Planning to the Information Horizon of BAMDPs via Epistemic State Abstraction
This work addresses the exploration-exploitation trade-off in reinforcement learning for researchers, but it is incremental as it builds on existing BAMDP formalism with new theoretical insights and approximations.
The authors tackled the intractability of exact Bayesian reinforcement learning by defining a complexity measure for BAMDP planning that captures the difficulty of information acquisition, and they introduced a state abstraction method to enable a computationally-tractable approximate algorithm.

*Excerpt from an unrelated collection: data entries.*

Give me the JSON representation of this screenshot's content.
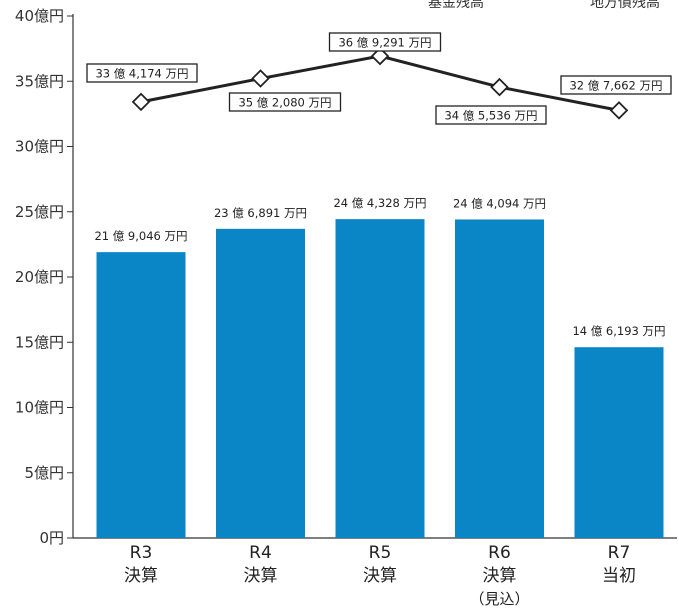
{
  "chart_data": {
    "type": "bar",
    "y_ticks": [
      "0円",
      "5億円",
      "10億円",
      "15億円",
      "20億円",
      "25億円",
      "30億円",
      "35億円",
      "40億円"
    ],
    "ylim": [
      0,
      40
    ],
    "unit": "億円",
    "categories": [
      {
        "line1": "R3",
        "line2": "決算",
        "line3": ""
      },
      {
        "line1": "R4",
        "line2": "決算",
        "line3": ""
      },
      {
        "line1": "R5",
        "line2": "決算",
        "line3": ""
      },
      {
        "line1": "R6",
        "line2": "決算",
        "line3": "（見込）"
      },
      {
        "line1": "R7",
        "line2": "当初",
        "line3": ""
      }
    ],
    "legend": [
      "基金残高",
      "地方債残高"
    ],
    "series": [
      {
        "name": "基金残高",
        "type": "bar",
        "color": "#0a86c6",
        "values": [
          21.9046,
          23.6891,
          24.4328,
          24.4094,
          14.6193
        ],
        "labels": [
          "21 億 9,046 万円",
          "23 億 6,891 万円",
          "24 億 4,328 万円",
          "24 億 4,094 万円",
          "14 億 6,193 万円"
        ]
      },
      {
        "name": "地方債残高",
        "type": "line",
        "color": "#222222",
        "values": [
          33.4174,
          35.208,
          36.9291,
          34.5536,
          32.7662
        ],
        "labels": [
          "33 億 4,174 万円",
          "35 億 2,080 万円",
          "36 億 9,291 万円",
          "34 億 5,536 万円",
          "32 億 7,662 万円"
        ]
      }
    ]
  }
}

The Bayes-Adaptive Markov Decision Process (BAMDP) formalism pursues the Bayes-optimal solution to the exploration-exploitation trade-off in reinforcement learning. As the computation of exact solutions to Bayesian reinforcement-learning problems is intractable, much of the literature has focused on developing suitable approximation algorithms. In this work, before diving into algorithm design, we first define, under mild structural assumptions, a complexity measure for BAMDP planning. As efficient exploration in BAMDPs hinges upon the judicious acquisition of information, our complexity measure highlights the worst-case difficulty of gathering information and exhausting epistemic uncertainty. To illustrate its significance, we establish a computationally-intractable, exact planning algorithm that takes advantage of this measure to show more efficient planning. We then conclude by introducing a specific form of state abstraction with the potential to reduce BAMDP complexity and gives rise to a computationally-tractable, approximate planning algorithm.